IronPython 2.0 and Jython 2.5 performance compared to Python 2.5
My previous post covering the performance problems I’ve been experiencing with IronPython raised some questions about whether the low performance was an effect peculiar to my system, or to my program — the OWL BASIC compiler — where the problem was first noticed. To briefly recap, I’d determined that IronPython was around 100× slower that CPython on the same program.
Since then, I’ve had time to reproduce the results with a small and completely unremarkable Python program, and also to run the tests on a different system. I had suspected that in the OWL BASIC compiler, my Python visitor implementation, which is used in applying transformations to the abstract syntax tree, was to blame. I set about condensing a tree visitor down to a small example, but I never got that far. It is sufficient to simply build a large binary tree to demonstrate the dramatic differences in the performance characteristics of the three main Python implementations.
Here is that test program, which just builds a simple binary tree of objects to the requested depth.
class Node(object): counter = 0 def __init__(self, children): Node.counter += 1 self._children = children def make_tree(depth): if depth > 1: return Node ([make_tree(depth - 1), make_tree(depth - 1)]) else: return Node() def main(argv=None): if argv is None: argv = sys.argv depth = int(argv) if len(argv) > 1 else 10 root = make_tree(depth) print Node.counter return 0 if __name__ == '__main__': import sys sys.exit(main())
The program builds a binary tree to the depth supplied as the only command line argument, or ten if one is not supplied.
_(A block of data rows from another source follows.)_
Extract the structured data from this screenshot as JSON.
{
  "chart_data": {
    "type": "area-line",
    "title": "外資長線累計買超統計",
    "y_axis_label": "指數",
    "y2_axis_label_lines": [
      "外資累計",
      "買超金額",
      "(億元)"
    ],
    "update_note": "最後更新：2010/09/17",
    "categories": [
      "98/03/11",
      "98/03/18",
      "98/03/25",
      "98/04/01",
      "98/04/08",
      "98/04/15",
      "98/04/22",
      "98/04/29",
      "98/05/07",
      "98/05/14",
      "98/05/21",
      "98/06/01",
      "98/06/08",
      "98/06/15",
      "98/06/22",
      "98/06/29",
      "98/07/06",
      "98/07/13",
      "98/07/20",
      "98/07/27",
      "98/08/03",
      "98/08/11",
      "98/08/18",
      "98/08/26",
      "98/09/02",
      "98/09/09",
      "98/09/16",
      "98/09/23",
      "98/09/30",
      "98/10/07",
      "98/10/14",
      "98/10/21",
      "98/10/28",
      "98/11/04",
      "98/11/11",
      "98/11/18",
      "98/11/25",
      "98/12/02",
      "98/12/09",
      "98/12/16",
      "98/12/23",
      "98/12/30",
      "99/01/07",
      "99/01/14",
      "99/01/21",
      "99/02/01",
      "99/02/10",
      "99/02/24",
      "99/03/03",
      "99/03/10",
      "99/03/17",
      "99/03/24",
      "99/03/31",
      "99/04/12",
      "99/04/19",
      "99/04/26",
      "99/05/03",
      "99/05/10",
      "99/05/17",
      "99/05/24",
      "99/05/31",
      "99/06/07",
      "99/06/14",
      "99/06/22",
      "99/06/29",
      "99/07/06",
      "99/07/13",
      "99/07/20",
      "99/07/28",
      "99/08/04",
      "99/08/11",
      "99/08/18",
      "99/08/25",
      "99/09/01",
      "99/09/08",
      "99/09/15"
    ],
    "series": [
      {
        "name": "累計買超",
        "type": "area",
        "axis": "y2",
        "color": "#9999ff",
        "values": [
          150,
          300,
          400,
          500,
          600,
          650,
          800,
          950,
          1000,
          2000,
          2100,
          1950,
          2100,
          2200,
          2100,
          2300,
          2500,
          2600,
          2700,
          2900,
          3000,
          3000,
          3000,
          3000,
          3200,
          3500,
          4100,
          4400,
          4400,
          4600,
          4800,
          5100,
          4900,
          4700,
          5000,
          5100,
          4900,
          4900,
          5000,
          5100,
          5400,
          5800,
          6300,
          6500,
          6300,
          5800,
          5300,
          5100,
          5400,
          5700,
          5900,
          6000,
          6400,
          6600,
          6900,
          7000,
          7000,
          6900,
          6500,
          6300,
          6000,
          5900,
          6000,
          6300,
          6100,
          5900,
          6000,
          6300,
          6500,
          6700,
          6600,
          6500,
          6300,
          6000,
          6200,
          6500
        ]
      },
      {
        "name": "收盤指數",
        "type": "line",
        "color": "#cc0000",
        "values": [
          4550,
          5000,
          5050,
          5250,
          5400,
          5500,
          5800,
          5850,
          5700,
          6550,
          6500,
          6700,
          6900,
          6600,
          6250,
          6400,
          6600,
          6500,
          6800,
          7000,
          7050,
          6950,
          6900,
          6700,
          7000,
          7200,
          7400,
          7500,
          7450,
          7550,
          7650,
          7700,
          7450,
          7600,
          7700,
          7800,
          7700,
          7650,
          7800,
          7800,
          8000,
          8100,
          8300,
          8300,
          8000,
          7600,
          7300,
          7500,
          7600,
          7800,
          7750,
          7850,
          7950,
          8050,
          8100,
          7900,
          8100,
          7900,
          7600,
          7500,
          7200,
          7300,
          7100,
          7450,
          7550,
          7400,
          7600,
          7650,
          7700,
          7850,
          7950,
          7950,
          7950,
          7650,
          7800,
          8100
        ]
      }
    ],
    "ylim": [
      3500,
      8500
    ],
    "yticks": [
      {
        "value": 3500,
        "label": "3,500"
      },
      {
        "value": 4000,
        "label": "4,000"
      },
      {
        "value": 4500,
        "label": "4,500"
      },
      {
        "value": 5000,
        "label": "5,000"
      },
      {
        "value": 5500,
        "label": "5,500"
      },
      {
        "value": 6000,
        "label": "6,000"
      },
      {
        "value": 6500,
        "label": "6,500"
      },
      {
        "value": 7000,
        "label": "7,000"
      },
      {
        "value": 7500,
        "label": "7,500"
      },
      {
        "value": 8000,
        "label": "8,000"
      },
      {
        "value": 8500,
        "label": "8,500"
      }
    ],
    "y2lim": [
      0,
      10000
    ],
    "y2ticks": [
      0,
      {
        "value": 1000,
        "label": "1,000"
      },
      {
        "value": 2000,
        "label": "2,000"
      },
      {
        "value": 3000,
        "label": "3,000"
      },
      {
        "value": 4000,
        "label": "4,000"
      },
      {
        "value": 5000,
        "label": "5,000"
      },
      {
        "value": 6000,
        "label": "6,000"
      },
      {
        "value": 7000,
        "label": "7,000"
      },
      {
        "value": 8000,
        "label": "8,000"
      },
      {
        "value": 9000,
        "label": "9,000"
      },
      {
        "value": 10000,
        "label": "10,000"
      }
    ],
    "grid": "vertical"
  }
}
It counts the number of nodes as they a built. Remember that the merits or otherwise of this program are not the point! The point is the performance difference between the Python implementations when it is run.
My benchmarking approach has been to run this script five times for each tree depth from a depth of one, upwards to 22, or until my patience was exhausted. I’ve taken the minimum time from each run of five. Since there is a non-linear relationship between the depth of the tree and the number of nodes contained therein, logarithmic axes are used in all the charts that follow.
64 bit Windows Vista x64
Here are the results for the first test machine – with dual quad-core 1.86 GHz Xeons with 4 GB RAM running Vista x64, testing IronPython 18.104.22.168 on .NET 2.0, Jython 2.5rc2 on Java Hotspot 1.6.0 and Python 2.5.2.
In Figure 1 we see that above 1000 nodes or so (tree depth of 10) performance for IronPython begin to degrade rapidly. CPython holds out for another two orders of magnitude before the significant costs begin to be felt . Its interesting to see that although Jython is in the middle of the pack, it scales much better than CPython, surpassing it at around half-a-million nodes (tree depth of 19).
In my application — a compiler — virtual machine (VM) start-up time is important; however, in many long-running applications this is not the case, so it is interesting to subtract VM start-up time from each series, which we see in Figure 2, below.
Below 100 tree nodes, there is a lot of noise in these measurements. Above 100 nodes its easy to see that the blue IronPython curve is at least two chart divisions above the red CPython curve — that’s two orders of magnitude or 100× slower, and getting relatively worse as the size of the tree increases.
32 bit Windows XP x86
Responses to my earlier article suggested that trying IronPython 2.0.1 with Ngen’ed binaries on x86 may make a difference. Well, to cut a long story short, it doesn’t, but here are the details. These tests were run on a 900 MHz Pentium M Centrino laptop with 768 MB RAM, and so cannot be directly compared with those above, although its notable that a one year old workstation is only twice as fast as a five year old laptop. Moore’s law certainly isn’t delivering here!
On x86, IronPython is still 100× slower than CPython, and Jython still scales better. It seems the essence of this benchmark is not dependent on which hardware or CLR platform it is run.
I’ll close by re-presenting the data in the x86 benchmarks as multiples of CPython performance, because it dramatically demonstrates the different responses to the scale of the problem size for IronPython and Jython. Again we see Jython catching up with CPython at a tree depth of 19, just we saw on x64. and IronPython delivering 6000× worse than CPython at a tree depth depth of 15. A tree of this size with thirty-thousand nodes is very similar in scale to the AST tree sizes found in the OWL BASIC during compilation of large programs.
- IronPython can be very slow, even on programs in the microbenchmark category, which are doing standard operations such as building trees. Presumably there are still significant optimizations to be made in IronPython to bring its performance closer to that of the other Python implementations. Hopefully, this example and the measurements can contribute to that improvement.
- Jython may scale better than Python if your application exercises Python in similar ways to this benchmark. Speculatively, that could have implications for projects such as SCons, which build large in-memory graphs.
- I suppose if nothing else we have demonstrated in passing that Java can be faster than C for some non-trivial programs (like a Python interpreter) running a trivial program, like this benchmark.